Sunday, May 30, 2010

Interesting facts about Maya Civilization

Mayan calendar created by a modern craftsman
Mayan calendar created by a modern craftsman (Photo credit: Wikipedia)

    The Maya are a people of southern Mexico and northern Central America with some 3,000 years of rich history. Maya cities reached their highest state development during the Classic period (c. 250 AD to 900 AD), and continued throughout the Post-Classic period until the arrival of the Spanish. At its peak, it was one of the most densely populated and culturally dynamic societies in the world.They developed astronomy, calendars, and writings. They built elaborate pyramids, all without metal tools.

The rain forests of Mexico and Central America have a wide variety of animal life, including boas, coral snakes, and the deadly pit viper, called the Fer-de-lance. There are spiders, scorpions, bats, and stinging insects, including wasps. The world’s largest spotted cat, the jaguar, was hunted by the ancient Maya. Tikal was the busy city for the Mayas.At least 10,000 people lived within 6 square miles. In the main ceremonial area there are 200 stone monuments, known as Stelae.

The Maya desired some unnatural physical characteristics for their children. For instance, at a very young age boards were pressed on babies’ foreheads to create a flattened surface. This process was widespread among the upper class. Another practice was to cross babies’ eyes. To do this, objects were dangled in front of a newborn’s eyes, until the newborn’s eyes were completely and permanently crossed. Another interesting fact about Mayan children is that most were named according to the day they were born. Every day of the year had a specific name for both boys and girls and parents were expected to follow that practice.

The Mayans had many religious festivals honoring many gods, and sometimes heroes of Mayan Culture. Their gods symbolize everything from weather, harvest, birth, death, and war. The temples were large stone paramids, stacked like giant steps. The Mayans also had pilgrimage spots much like Middle Ages Europe. Some spots were Izamel and Cozumel. A common thing in Mayan religion is that priests would take on the name of a god in honor of that diety. One important thing about Mayan religion is the relative mildness of the religion. 

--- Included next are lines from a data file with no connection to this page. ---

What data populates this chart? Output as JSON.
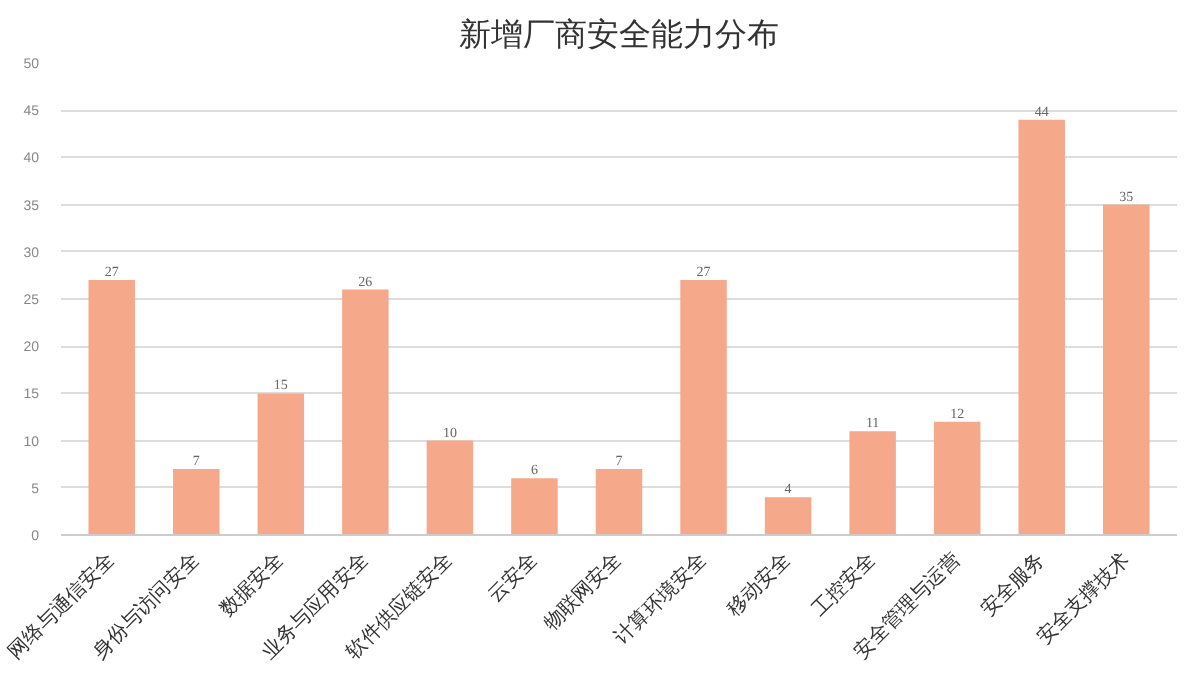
{
  "chart_data": {
    "type": "bar",
    "title": "新增厂商安全能力分布",
    "categories": [
      "网络与通信安全",
      "身份与访问安全",
      "数据安全",
      "业务与应用安全",
      "软件供应链安全",
      "云安全",
      "物联网安全",
      "计算环境安全",
      "移动安全",
      "工控安全",
      "安全管理与运营",
      "安全服务",
      "安全支撑技术"
    ],
    "values": [
      27,
      7,
      15,
      26,
      10,
      6,
      7,
      27,
      4,
      11,
      12,
      44,
      35
    ],
    "color": "#f5a98a",
    "data_labels": true,
    "ylim": [
      0,
      50
    ],
    "yticks": [
      0,
      5,
      10,
      15,
      20,
      25,
      30,
      35,
      40,
      45,
      50
    ],
    "grid": "y"
  }
}
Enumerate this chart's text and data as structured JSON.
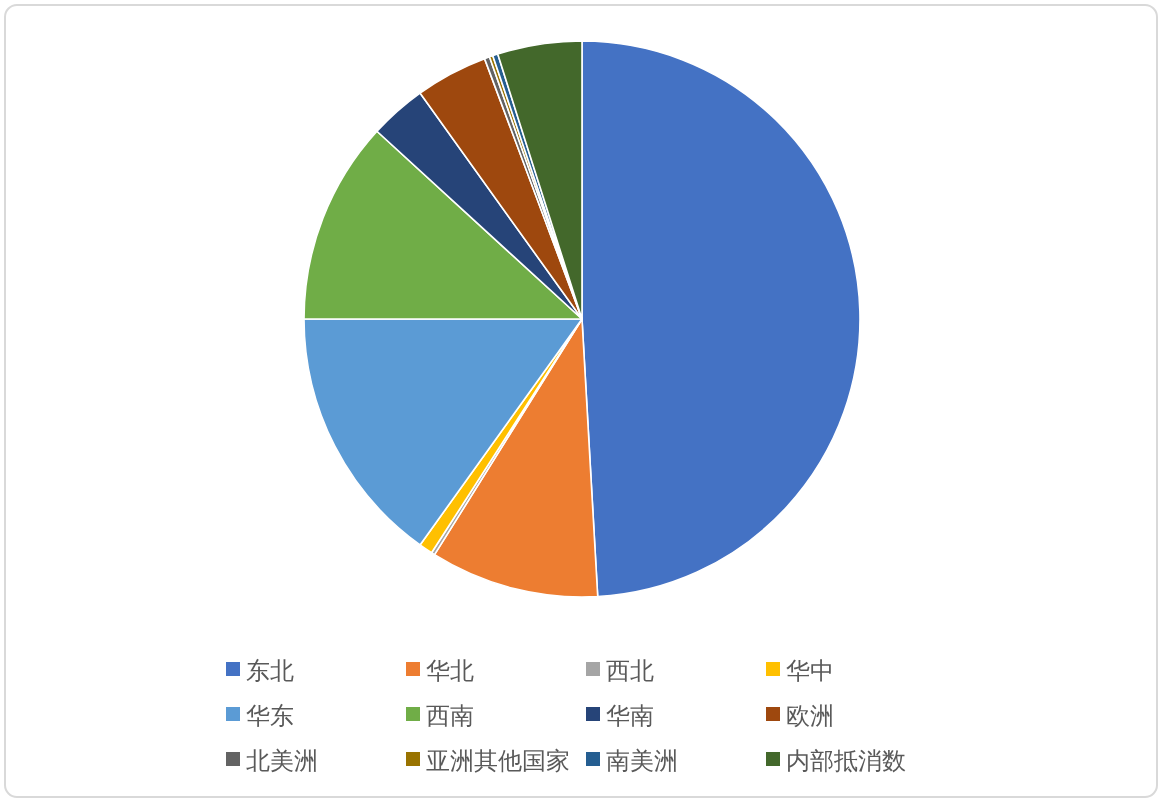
{
  "chart_data": {
    "type": "pie",
    "categories": [
      "东北",
      "华北",
      "西北",
      "华中",
      "华东",
      "西南",
      "华南",
      "欧洲",
      "北美洲",
      "亚洲其他国家",
      "南美洲",
      "内部抵消数"
    ],
    "values": [
      49.1,
      9.8,
      0.2,
      0.8,
      15.1,
      11.8,
      3.3,
      4.2,
      0.3,
      0.2,
      0.3,
      4.9
    ],
    "colors": [
      "#4472c4",
      "#ed7d31",
      "#a5a5a5",
      "#ffc000",
      "#5b9bd5",
      "#70ad47",
      "#264478",
      "#9e480e",
      "#636363",
      "#997300",
      "#255e91",
      "#43682b"
    ],
    "legend": "bottom"
  }
}
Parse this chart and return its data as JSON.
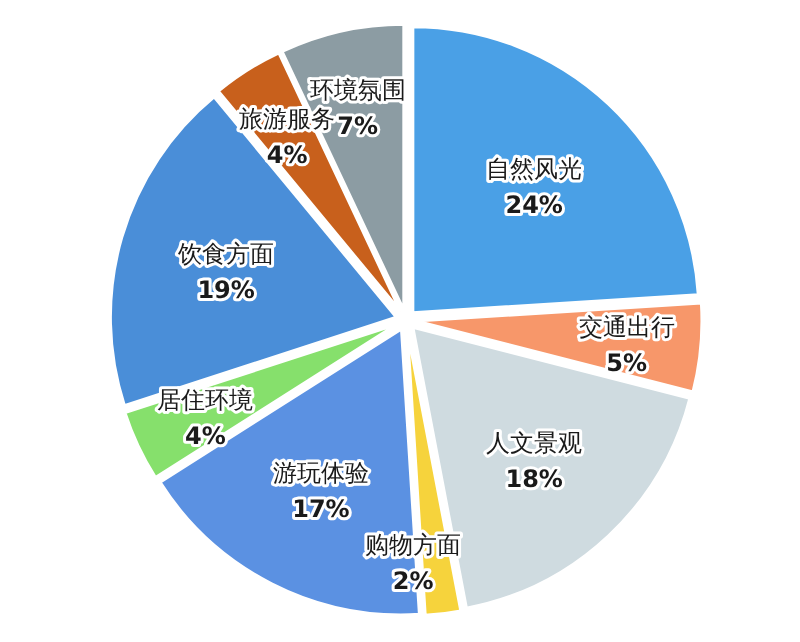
{
  "chart_data": {
    "type": "pie",
    "categories": [
      "自然风光",
      "交通出行",
      "人文景观",
      "购物方面",
      "游玩体验",
      "居住环境",
      "饮食方面",
      "旅游服务",
      "环境氛围"
    ],
    "values": [
      24,
      5,
      18,
      2,
      17,
      4,
      19,
      4,
      7
    ],
    "value_labels": [
      "24%",
      "5%",
      "18%",
      "2%",
      "17%",
      "4%",
      "19%",
      "4%",
      "7%"
    ],
    "colors": [
      "#4aa0e6",
      "#f7976a",
      "#cfdbe0",
      "#f6d33c",
      "#5b91e2",
      "#86e06c",
      "#4a8ed8",
      "#c8601c",
      "#8c9ca3"
    ]
  }
}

The Maya dead were laid to rest with maize placed in their mouth. Maize, highly important in Maya culture, is a symbol of rebirth and also was food for the dead for the journey to the otherworld. Similarly, a jade or stone bead placed in the mouth served as currency for this journey. Often, whistles carved from rocks into the shapes of gods or animals were included in the grave offerings to help the deceased find their way to the spirit world.

The Mayans had many excellent medical practices. Medicine was practiced only by a select few men, called shamans Maya shamans had vast medical knowledge and skill. It is known that the Maya sutured wounds with human hair, reduced fractures, and were even skilled dental surgeons, making prostheses from jade and turquoise and filling teeth with iron pyrite.

The Mayans wrote in drawings or pictures called pictographs that has its own meaning. The maya people could write full sentences even write stories. Priests and nobles were the only people who knew how to read and write the whole language. The other most remarkable invention of Mayans is the Mayan Calender. The Mayan people called the calendar Tizolkin. In a Maya year there were 18 Months with 20 days in each month. They also had religious calendar. There are 5 unlucky days in the calendar.

An important purification element to the ancient Maya was the sweat bath, or zumpul-ché. Mayans were very much fond of chocolate. They called chocolate “The drink of the Gods”. Ancient Mayans also chewed gums produced from chicozapote trees to keep their teeth clean. 

The most remarkable Chichen Itza was built by the Mayans called the Itzles BC. About 800 years later the town was empty. The reason the people left is still a mystery.